Training cannot be generic. It must be specific to the functions each workforce member performs and must address the policies and procedures relevant to their role. New workforce members must be trained within a reasonable period after joining your organization, and retraining is required whenever material changes occur.

Organizations that rely on a single annual slide deck are not meeting this standard. Effective HIPAA training and certification programs incorporate role-specific scenarios, assessments that verify comprehension, and documentation that demonstrates ongoing compliance to OCR investigators.

Building a Culture of HIPAA Compliance in Your Health Care Organization

Sustainable compliance requires more than annual training and a stack of policies. It requires leadership commitment, ongoing risk management, and a workforce that understands why HIPAA in health care exists — to protect patients and the organizations that serve them.

Start with a current, thorough risk analysis. Verify that every business associate agreement is executed and up to date. Audit access logs regularly. Ensure your Notice of Privacy Practices reflects current operations. And invest in workforce education that goes beyond the minimum.

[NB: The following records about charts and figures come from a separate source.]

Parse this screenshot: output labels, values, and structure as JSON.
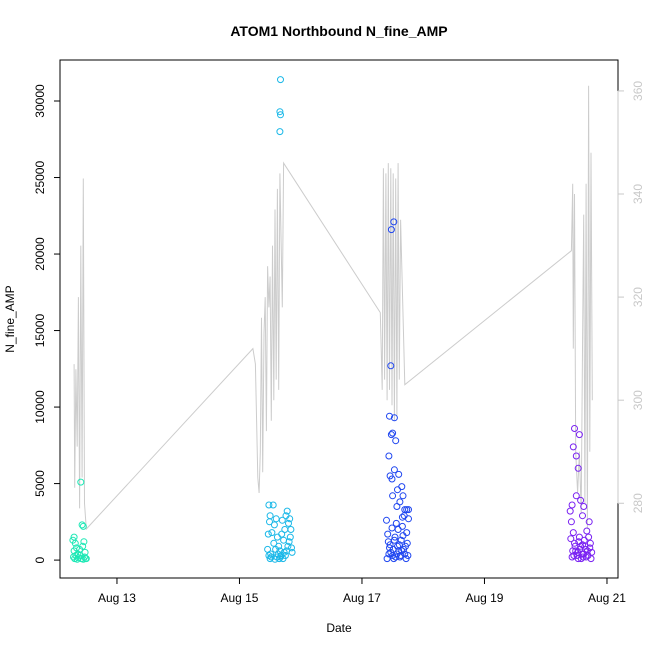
{
  "chart_data": {
    "type": "scatter",
    "title": "ATOM1 Northbound N_fine_AMP",
    "xlabel": "Date",
    "ylabel": "N_fine_AMP",
    "x_ticks": [
      "Aug 13",
      "Aug 15",
      "Aug 17",
      "Aug 19",
      "Aug 21"
    ],
    "x_tick_days": [
      13,
      15,
      17,
      19,
      21
    ],
    "xlim": [
      12.07,
      21.18
    ],
    "y_ticks": [
      0,
      5000,
      10000,
      15000,
      20000,
      25000,
      30000
    ],
    "y_tick_labels": [
      "0",
      "5000",
      "10000",
      "15000",
      "20000",
      "25000",
      "30000"
    ],
    "ylim": [
      -1170,
      32680
    ],
    "y2_ticks": [
      280,
      300,
      320,
      340,
      360
    ],
    "y2_tick_labels": [
      "280",
      "300",
      "320",
      "340",
      "360"
    ],
    "y2lim": [
      265.5,
      366.0
    ],
    "colors": {
      "series1": "#1de8b5",
      "series2": "#1ab8e8",
      "series3": "#1f46f0",
      "series4": "#7a22f2",
      "line": "#cccccc",
      "secondary_axis": "#c8c8c8"
    },
    "series": [
      {
        "color": "#1de8b5",
        "points": [
          [
            12.28,
            1300
          ],
          [
            12.3,
            1500
          ],
          [
            12.32,
            1100
          ],
          [
            12.3,
            600
          ],
          [
            12.29,
            200
          ],
          [
            12.31,
            100
          ],
          [
            12.33,
            300
          ],
          [
            12.35,
            50
          ],
          [
            12.37,
            150
          ],
          [
            12.4,
            300
          ],
          [
            12.42,
            100
          ],
          [
            12.45,
            50
          ],
          [
            12.47,
            200
          ],
          [
            12.49,
            100
          ],
          [
            12.43,
            2300
          ],
          [
            12.45,
            2200
          ],
          [
            12.41,
            5100
          ],
          [
            12.44,
            900
          ],
          [
            12.46,
            1200
          ],
          [
            12.48,
            500
          ],
          [
            12.5,
            100
          ],
          [
            12.39,
            700
          ],
          [
            12.36,
            400
          ],
          [
            12.34,
            800
          ]
        ]
      },
      {
        "color": "#1ab8e8",
        "points": [
          [
            15.67,
            31400
          ],
          [
            15.66,
            29300
          ],
          [
            15.67,
            29100
          ],
          [
            15.66,
            28000
          ],
          [
            15.48,
            3600
          ],
          [
            15.5,
            2900
          ],
          [
            15.49,
            2500
          ],
          [
            15.47,
            1700
          ],
          [
            15.46,
            700
          ],
          [
            15.48,
            300
          ],
          [
            15.5,
            100
          ],
          [
            15.52,
            200
          ],
          [
            15.55,
            3600
          ],
          [
            15.57,
            2300
          ],
          [
            15.6,
            2700
          ],
          [
            15.62,
            1500
          ],
          [
            15.64,
            900
          ],
          [
            15.66,
            600
          ],
          [
            15.68,
            300
          ],
          [
            15.7,
            2600
          ],
          [
            15.72,
            1300
          ],
          [
            15.74,
            2000
          ],
          [
            15.76,
            2900
          ],
          [
            15.78,
            3200
          ],
          [
            15.8,
            2400
          ],
          [
            15.82,
            2700
          ],
          [
            15.84,
            2000
          ],
          [
            15.85,
            800
          ],
          [
            15.86,
            500
          ],
          [
            15.83,
            1500
          ],
          [
            15.79,
            900
          ],
          [
            15.75,
            300
          ],
          [
            15.71,
            100
          ],
          [
            15.67,
            200
          ],
          [
            15.63,
            400
          ],
          [
            15.59,
            700
          ],
          [
            15.56,
            1100
          ],
          [
            15.53,
            1800
          ],
          [
            15.69,
            1700
          ],
          [
            15.81,
            1200
          ],
          [
            15.73,
            500
          ],
          [
            15.61,
            200
          ],
          [
            15.58,
            50
          ],
          [
            15.65,
            100
          ],
          [
            15.77,
            600
          ],
          [
            15.51,
            400
          ]
        ]
      },
      {
        "color": "#1f46f0",
        "points": [
          [
            17.48,
            21600
          ],
          [
            17.52,
            22100
          ],
          [
            17.47,
            12700
          ],
          [
            17.45,
            9400
          ],
          [
            17.53,
            9300
          ],
          [
            17.48,
            8200
          ],
          [
            17.5,
            8300
          ],
          [
            17.55,
            7800
          ],
          [
            17.44,
            6800
          ],
          [
            17.53,
            5900
          ],
          [
            17.46,
            5500
          ],
          [
            17.49,
            5300
          ],
          [
            17.6,
            5600
          ],
          [
            17.58,
            4600
          ],
          [
            17.65,
            4800
          ],
          [
            17.5,
            4200
          ],
          [
            17.62,
            3800
          ],
          [
            17.57,
            3500
          ],
          [
            17.67,
            4200
          ],
          [
            17.7,
            3300
          ],
          [
            17.4,
            2600
          ],
          [
            17.42,
            1700
          ],
          [
            17.43,
            1200
          ],
          [
            17.45,
            800
          ],
          [
            17.47,
            500
          ],
          [
            17.5,
            300
          ],
          [
            17.52,
            100
          ],
          [
            17.54,
            1500
          ],
          [
            17.56,
            2400
          ],
          [
            17.58,
            900
          ],
          [
            17.6,
            600
          ],
          [
            17.62,
            200
          ],
          [
            17.64,
            1300
          ],
          [
            17.66,
            2200
          ],
          [
            17.68,
            700
          ],
          [
            17.7,
            400
          ],
          [
            17.72,
            100
          ],
          [
            17.74,
            1100
          ],
          [
            17.76,
            2700
          ],
          [
            17.75,
            300
          ],
          [
            17.73,
            1800
          ],
          [
            17.71,
            900
          ],
          [
            17.69,
            2900
          ],
          [
            17.67,
            1600
          ],
          [
            17.65,
            600
          ],
          [
            17.63,
            300
          ],
          [
            17.61,
            1000
          ],
          [
            17.59,
            2000
          ],
          [
            17.57,
            400
          ],
          [
            17.55,
            200
          ],
          [
            17.53,
            1300
          ],
          [
            17.51,
            700
          ],
          [
            17.49,
            2100
          ],
          [
            17.46,
            1000
          ],
          [
            17.44,
            400
          ],
          [
            17.41,
            100
          ],
          [
            17.73,
            3300
          ],
          [
            17.76,
            3300
          ],
          [
            17.66,
            2800
          ]
        ]
      },
      {
        "color": "#7a22f2",
        "points": [
          [
            20.47,
            8600
          ],
          [
            20.55,
            8200
          ],
          [
            20.45,
            7400
          ],
          [
            20.5,
            6800
          ],
          [
            20.53,
            6000
          ],
          [
            20.43,
            3600
          ],
          [
            20.5,
            4200
          ],
          [
            20.57,
            3900
          ],
          [
            20.62,
            3500
          ],
          [
            20.6,
            2900
          ],
          [
            20.4,
            3200
          ],
          [
            20.42,
            2500
          ],
          [
            20.45,
            1800
          ],
          [
            20.47,
            1100
          ],
          [
            20.49,
            600
          ],
          [
            20.51,
            300
          ],
          [
            20.53,
            100
          ],
          [
            20.55,
            1500
          ],
          [
            20.57,
            900
          ],
          [
            20.59,
            400
          ],
          [
            20.61,
            200
          ],
          [
            20.63,
            1300
          ],
          [
            20.65,
            700
          ],
          [
            20.67,
            1900
          ],
          [
            20.69,
            300
          ],
          [
            20.71,
            2500
          ],
          [
            20.73,
            1100
          ],
          [
            20.75,
            500
          ],
          [
            20.74,
            100
          ],
          [
            20.72,
            800
          ],
          [
            20.7,
            1500
          ],
          [
            20.68,
            600
          ],
          [
            20.66,
            200
          ],
          [
            20.64,
            900
          ],
          [
            20.62,
            400
          ],
          [
            20.6,
            1000
          ],
          [
            20.58,
            100
          ],
          [
            20.56,
            700
          ],
          [
            20.54,
            1200
          ],
          [
            20.52,
            500
          ],
          [
            20.48,
            900
          ],
          [
            20.46,
            300
          ],
          [
            20.44,
            600
          ],
          [
            20.41,
            1400
          ],
          [
            20.43,
            200
          ]
        ]
      }
    ],
    "line": [
      [
        12.3,
        307
      ],
      [
        12.31,
        283
      ],
      [
        12.33,
        306
      ],
      [
        12.35,
        291
      ],
      [
        12.37,
        320
      ],
      [
        12.39,
        279
      ],
      [
        12.41,
        330
      ],
      [
        12.43,
        285
      ],
      [
        12.45,
        343
      ],
      [
        12.47,
        280
      ],
      [
        12.5,
        275
      ],
      [
        15.22,
        310
      ],
      [
        15.26,
        307
      ],
      [
        15.3,
        285
      ],
      [
        15.32,
        282
      ],
      [
        15.34,
        290
      ],
      [
        15.36,
        316
      ],
      [
        15.38,
        286
      ],
      [
        15.4,
        313
      ],
      [
        15.42,
        320
      ],
      [
        15.44,
        294
      ],
      [
        15.46,
        326
      ],
      [
        15.48,
        318
      ],
      [
        15.5,
        324
      ],
      [
        15.52,
        296
      ],
      [
        15.54,
        330
      ],
      [
        15.56,
        300
      ],
      [
        15.58,
        337
      ],
      [
        15.6,
        304
      ],
      [
        15.62,
        341
      ],
      [
        15.64,
        302
      ],
      [
        15.66,
        344
      ],
      [
        15.7,
        318
      ],
      [
        15.72,
        346
      ],
      [
        17.3,
        317
      ],
      [
        17.33,
        302
      ],
      [
        17.35,
        345
      ],
      [
        17.37,
        304
      ],
      [
        17.39,
        344
      ],
      [
        17.41,
        300
      ],
      [
        17.43,
        346
      ],
      [
        17.45,
        302
      ],
      [
        17.47,
        345
      ],
      [
        17.49,
        299
      ],
      [
        17.51,
        344
      ],
      [
        17.53,
        296
      ],
      [
        17.55,
        343
      ],
      [
        17.57,
        297
      ],
      [
        17.59,
        346
      ],
      [
        17.61,
        304
      ],
      [
        17.63,
        335
      ],
      [
        17.7,
        303
      ],
      [
        20.42,
        329
      ],
      [
        20.44,
        342
      ],
      [
        20.45,
        310
      ],
      [
        20.47,
        340
      ],
      [
        20.49,
        290
      ],
      [
        20.52,
        282
      ],
      [
        20.55,
        290
      ],
      [
        20.58,
        278
      ],
      [
        20.6,
        310
      ],
      [
        20.62,
        336
      ],
      [
        20.64,
        280
      ],
      [
        20.66,
        342
      ],
      [
        20.68,
        275
      ],
      [
        20.7,
        361
      ],
      [
        20.72,
        290
      ],
      [
        20.74,
        348
      ],
      [
        20.76,
        300
      ]
    ]
  }
}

If your organization is ready to move beyond checkbox compliance, HIPAA Certify's workforce compliance platform provides the structured training, documentation, and certification your covered entity needs to withstand OCR scrutiny. The cost of a HIPAA violation — which can reach $2,067,813 per violation category per year under the 2024 adjusted penalty tiers — makes proactive compliance the only rational strategy.

Every patient interaction generates PHI. Every workforce member is a potential point of failure or a point of strength. The organizations that treat HIPAA in health care as an operational discipline — not an administrative burden — are the ones that protect their patients, their reputation, and their financial viability.